Context: EGDF is the European Games Developer Federation. The article suggests that Unity’s actions create an anti-competitive environment and that the EU should step in.
Unity’s install fees demonstrate why the EU needs a new regulatory framework for unfair, non-negotiable B2B contract terms. Contract terms Unity has with game developers are non-negotiable. With the new non-negotiable install fee, European game developers have to either withdraw their games from markets, increase consumer prices or renegotiate their contracts with third parties. For example, if a game memory institution makes games available for download on their website, a game developer studio must now ask for a fee for it or ban making European digital cultural heritage available to European citizens. The three-month time frame Unity is providing for all this is not enough.
How can the market “fail”?
If the price is higher than buyers are willing to pay, then no money changes hands.
Isn’t that a market success?
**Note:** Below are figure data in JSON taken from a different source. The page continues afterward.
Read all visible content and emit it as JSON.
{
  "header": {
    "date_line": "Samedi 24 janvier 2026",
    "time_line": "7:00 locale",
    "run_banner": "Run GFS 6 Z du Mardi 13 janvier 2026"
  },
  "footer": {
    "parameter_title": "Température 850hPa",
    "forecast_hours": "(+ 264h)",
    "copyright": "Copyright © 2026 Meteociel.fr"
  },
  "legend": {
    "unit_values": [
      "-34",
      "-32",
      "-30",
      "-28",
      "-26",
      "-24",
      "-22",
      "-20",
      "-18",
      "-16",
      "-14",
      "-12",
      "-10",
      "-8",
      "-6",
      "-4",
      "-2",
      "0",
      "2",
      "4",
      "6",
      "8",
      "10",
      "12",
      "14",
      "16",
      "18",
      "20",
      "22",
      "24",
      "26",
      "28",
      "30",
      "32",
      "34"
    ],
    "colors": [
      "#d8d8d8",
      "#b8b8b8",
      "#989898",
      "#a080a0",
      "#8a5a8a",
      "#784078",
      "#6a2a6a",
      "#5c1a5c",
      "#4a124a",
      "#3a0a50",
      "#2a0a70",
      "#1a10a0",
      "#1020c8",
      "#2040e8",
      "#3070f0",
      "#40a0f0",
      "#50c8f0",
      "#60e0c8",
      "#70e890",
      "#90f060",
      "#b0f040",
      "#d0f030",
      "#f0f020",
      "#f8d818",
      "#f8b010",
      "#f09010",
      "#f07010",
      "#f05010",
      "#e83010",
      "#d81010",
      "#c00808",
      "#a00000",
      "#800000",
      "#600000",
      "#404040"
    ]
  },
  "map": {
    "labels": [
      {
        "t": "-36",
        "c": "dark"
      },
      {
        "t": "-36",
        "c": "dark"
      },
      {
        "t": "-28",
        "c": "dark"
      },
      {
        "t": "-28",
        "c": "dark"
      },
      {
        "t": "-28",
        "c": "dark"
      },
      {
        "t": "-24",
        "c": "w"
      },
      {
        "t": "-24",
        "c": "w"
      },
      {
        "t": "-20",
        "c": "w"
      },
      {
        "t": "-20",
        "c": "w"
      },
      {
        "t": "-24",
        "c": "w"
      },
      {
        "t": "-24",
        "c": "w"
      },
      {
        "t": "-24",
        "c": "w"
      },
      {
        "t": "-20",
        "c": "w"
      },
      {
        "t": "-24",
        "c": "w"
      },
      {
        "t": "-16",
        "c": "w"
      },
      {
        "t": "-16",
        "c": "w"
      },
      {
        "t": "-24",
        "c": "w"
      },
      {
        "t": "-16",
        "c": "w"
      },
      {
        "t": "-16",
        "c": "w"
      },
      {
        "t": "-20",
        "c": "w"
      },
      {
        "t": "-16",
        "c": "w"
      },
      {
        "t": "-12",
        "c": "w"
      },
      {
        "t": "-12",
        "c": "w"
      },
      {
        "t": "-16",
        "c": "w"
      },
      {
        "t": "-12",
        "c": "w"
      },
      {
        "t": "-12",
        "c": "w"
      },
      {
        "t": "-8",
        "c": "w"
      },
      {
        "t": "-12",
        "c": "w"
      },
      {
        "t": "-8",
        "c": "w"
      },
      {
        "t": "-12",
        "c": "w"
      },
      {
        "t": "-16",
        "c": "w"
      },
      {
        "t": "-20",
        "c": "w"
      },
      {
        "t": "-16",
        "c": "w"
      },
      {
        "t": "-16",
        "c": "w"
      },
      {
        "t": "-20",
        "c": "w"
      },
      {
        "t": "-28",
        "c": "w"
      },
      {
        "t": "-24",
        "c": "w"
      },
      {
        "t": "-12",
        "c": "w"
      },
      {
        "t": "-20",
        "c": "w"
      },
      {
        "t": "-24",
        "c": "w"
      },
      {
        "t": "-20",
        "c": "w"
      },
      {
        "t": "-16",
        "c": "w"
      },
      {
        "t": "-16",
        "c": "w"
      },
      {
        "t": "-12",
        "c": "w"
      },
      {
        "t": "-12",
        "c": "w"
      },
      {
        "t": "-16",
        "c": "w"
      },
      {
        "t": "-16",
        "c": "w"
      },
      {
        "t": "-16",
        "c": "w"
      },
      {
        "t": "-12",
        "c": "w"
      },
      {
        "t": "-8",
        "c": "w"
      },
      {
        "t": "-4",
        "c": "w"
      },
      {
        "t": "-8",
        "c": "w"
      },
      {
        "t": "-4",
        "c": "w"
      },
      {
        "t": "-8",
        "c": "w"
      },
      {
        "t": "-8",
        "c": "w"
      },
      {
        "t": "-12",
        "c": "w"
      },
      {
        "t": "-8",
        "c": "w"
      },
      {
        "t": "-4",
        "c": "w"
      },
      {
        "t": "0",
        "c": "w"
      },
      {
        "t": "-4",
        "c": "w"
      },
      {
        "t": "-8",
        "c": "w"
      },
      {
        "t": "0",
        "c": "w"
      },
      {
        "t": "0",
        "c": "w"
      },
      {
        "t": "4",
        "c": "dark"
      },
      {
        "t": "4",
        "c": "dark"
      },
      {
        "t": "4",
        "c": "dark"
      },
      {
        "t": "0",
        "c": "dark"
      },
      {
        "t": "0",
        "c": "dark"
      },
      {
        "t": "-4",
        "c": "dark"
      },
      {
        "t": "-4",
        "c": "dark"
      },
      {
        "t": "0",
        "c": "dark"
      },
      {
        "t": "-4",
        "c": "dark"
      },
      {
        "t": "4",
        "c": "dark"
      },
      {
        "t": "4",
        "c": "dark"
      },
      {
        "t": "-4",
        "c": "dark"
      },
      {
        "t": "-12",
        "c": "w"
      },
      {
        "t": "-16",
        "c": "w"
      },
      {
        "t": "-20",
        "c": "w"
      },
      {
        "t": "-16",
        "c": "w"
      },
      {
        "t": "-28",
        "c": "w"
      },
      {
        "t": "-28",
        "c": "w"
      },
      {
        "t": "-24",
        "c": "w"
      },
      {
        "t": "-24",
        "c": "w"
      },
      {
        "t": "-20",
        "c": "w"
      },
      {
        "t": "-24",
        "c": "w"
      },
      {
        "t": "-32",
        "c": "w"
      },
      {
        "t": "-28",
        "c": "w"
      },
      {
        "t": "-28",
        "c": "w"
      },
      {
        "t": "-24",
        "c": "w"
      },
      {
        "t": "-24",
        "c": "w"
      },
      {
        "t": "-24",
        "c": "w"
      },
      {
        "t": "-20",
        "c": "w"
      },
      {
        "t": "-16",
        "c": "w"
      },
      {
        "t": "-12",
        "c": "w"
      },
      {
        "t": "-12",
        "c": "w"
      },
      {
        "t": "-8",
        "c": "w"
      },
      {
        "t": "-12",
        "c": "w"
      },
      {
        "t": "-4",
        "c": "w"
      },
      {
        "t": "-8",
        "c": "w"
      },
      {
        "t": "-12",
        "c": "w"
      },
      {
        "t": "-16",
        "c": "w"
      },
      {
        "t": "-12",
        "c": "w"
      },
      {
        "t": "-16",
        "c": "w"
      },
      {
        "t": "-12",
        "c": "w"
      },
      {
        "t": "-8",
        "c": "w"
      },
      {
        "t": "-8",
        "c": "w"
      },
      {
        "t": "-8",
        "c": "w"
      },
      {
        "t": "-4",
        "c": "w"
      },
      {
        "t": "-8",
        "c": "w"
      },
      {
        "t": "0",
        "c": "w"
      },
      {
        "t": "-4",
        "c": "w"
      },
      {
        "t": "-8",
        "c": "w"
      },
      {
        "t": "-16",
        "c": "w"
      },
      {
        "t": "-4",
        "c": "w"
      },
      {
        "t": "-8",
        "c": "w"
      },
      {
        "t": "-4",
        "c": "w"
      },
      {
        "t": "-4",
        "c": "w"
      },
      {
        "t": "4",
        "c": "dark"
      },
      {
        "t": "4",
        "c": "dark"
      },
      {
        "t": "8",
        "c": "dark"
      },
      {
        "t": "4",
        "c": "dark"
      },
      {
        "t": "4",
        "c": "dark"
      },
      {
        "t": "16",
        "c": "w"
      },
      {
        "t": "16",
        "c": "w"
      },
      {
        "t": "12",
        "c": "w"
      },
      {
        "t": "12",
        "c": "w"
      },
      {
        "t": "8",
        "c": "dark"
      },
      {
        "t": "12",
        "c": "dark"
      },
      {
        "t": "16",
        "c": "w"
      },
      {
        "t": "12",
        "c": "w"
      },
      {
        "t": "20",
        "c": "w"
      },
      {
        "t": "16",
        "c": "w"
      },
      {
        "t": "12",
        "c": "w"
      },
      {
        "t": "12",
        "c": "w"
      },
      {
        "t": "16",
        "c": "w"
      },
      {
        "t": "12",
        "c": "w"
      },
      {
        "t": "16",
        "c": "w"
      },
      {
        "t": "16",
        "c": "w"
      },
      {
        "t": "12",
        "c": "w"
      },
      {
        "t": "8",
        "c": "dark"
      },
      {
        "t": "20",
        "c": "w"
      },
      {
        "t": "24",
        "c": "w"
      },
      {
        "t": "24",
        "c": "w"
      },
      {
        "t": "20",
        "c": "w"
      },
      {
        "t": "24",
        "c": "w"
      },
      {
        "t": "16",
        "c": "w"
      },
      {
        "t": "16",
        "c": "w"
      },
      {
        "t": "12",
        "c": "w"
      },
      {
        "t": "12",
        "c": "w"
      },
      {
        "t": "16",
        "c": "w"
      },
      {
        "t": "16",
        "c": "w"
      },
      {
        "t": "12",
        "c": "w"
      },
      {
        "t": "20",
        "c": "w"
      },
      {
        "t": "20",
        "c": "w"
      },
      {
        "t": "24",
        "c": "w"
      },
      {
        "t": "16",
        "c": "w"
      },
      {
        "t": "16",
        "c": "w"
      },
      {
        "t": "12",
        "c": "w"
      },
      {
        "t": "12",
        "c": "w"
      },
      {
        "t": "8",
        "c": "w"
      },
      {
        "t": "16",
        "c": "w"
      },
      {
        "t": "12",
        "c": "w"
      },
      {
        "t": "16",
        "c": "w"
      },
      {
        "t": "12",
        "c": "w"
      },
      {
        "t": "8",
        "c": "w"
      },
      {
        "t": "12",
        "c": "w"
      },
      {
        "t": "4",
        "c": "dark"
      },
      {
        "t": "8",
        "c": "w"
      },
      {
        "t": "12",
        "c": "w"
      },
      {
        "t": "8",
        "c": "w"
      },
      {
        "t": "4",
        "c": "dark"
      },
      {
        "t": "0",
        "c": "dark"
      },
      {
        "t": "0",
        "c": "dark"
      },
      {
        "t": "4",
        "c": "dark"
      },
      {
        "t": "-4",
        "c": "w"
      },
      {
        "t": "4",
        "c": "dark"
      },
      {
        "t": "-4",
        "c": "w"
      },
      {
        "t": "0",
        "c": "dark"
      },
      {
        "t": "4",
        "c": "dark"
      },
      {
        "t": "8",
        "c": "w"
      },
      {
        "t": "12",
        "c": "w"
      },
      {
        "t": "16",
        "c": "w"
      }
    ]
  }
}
When, as the buyer, you don’t pay for something that’s not with the price? Or when the seller chooses not to sell something for less than they feel it is worth?
The only true market failures are market distorting, like monopolies or subsidies.
I think the article makes a good case. According to them, 63% of games are made in Unity and many studios are built to be entirely dependent on it, especially mobile ones. Unity knows that switching to another engine is a huge task a huge chunk of devs won’t be able to afford or have the time to, so if Unity decides to kill companies using it the market could crash, at least temporarily.